Not just size, but different screens demand different weights, too. Fonts look different on screens; some screens have more or fewer pixels, like retina and high-density retina. Depending on what device you use, we apply different gradings.
Our job would almost be boring if type size, pixel density, and screen type were the only challenges of modern typography. As you might have noticed, dark backgrounds make white text shine brighter. That’s why iA Writer 5.2 tones the optical weight down another 5% for night mode. Who does such crazy things? Crazy people.
Dynamic Line Height
Another typographic rule to follow is that you need a higher line height, the wider the column width. This makes sure that the eye can still easily jump to the next line, even with long lines.

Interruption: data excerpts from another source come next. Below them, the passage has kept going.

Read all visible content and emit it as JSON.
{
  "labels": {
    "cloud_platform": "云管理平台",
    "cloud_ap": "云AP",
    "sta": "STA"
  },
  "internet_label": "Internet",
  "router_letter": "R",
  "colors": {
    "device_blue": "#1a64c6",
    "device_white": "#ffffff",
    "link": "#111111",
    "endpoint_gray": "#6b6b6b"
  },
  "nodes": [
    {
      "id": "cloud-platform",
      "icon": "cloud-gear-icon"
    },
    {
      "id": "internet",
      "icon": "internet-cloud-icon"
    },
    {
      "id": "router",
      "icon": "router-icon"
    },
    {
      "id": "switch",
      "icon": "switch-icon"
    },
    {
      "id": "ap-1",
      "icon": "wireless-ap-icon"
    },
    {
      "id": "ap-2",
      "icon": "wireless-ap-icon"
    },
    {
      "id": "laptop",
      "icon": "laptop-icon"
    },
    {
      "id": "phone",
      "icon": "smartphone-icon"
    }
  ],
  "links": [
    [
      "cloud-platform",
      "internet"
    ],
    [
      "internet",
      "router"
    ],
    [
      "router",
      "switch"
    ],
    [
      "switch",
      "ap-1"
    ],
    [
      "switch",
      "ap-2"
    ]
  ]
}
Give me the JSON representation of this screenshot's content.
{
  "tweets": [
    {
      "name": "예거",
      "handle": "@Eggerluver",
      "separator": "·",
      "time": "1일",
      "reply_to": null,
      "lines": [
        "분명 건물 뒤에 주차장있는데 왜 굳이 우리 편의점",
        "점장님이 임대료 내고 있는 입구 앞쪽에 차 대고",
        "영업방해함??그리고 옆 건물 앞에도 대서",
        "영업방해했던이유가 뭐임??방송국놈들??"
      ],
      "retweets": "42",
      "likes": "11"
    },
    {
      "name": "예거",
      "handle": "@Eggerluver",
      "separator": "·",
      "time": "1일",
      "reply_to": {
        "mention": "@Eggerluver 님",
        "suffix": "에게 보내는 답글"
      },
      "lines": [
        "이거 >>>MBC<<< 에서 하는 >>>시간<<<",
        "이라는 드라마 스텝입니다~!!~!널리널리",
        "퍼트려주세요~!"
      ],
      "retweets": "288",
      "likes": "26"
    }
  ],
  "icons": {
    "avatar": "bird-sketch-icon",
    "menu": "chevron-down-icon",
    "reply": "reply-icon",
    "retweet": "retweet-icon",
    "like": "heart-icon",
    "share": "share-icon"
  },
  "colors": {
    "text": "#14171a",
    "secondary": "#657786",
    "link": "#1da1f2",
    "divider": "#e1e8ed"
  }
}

Depending on how large your type and wide your text columns are, we calculate the appropriate line height. We also take in account that small fonts need more line height than big fonts and that line height for non-proportional fonts requires to be a bit bigger than for proportional fonts (due to differences in gray value). The spacing changes as well. Smaller fonts get heavier and need a bit more room:
iA Writer supports up to about 64, 72 and 80 characters per line. Mono will always match limit, Duo will often fit less due to wider M and W. Quattro will fit more with its narrower characters.
Typographic Localization
People were complaining about CJK typography in iA Writer, and they were right. We went crazy here, too. Your preferred typography can now be chosen independently of system language in Editor preferences.
Chinese, Japanese, and Korean fonts are combined with characters, punctuation, and numbers from iA Writer’s Mono, Duo, or Quattro.
We replaced faux italic (which made text harder to read) with emphasis dots, below text in Chinese, above text in Japanese and Korean.
We completely redefined the Korean typography and localized the UI.
All fonts and templates now support Cyrillic and we have Russian localization.
We added Greek and Ancient Greek, which is currently not available in IBM Plex. Since we have a lot of academic writers this was not just a nice to have.
All of the changes made it into our templates. With the jungle of languages and diacritics, maybe one or the other mistake has crept in. Please report if you find any.
Wait! More presents!
These are just some of the typographic changes. We’ll write a second post explaining all the other improvements, including a big Word export update on launch day.
Oh, and, of course, you can get the new iA Writer fonts for free on GitHub. We want you to use them everywhere you write.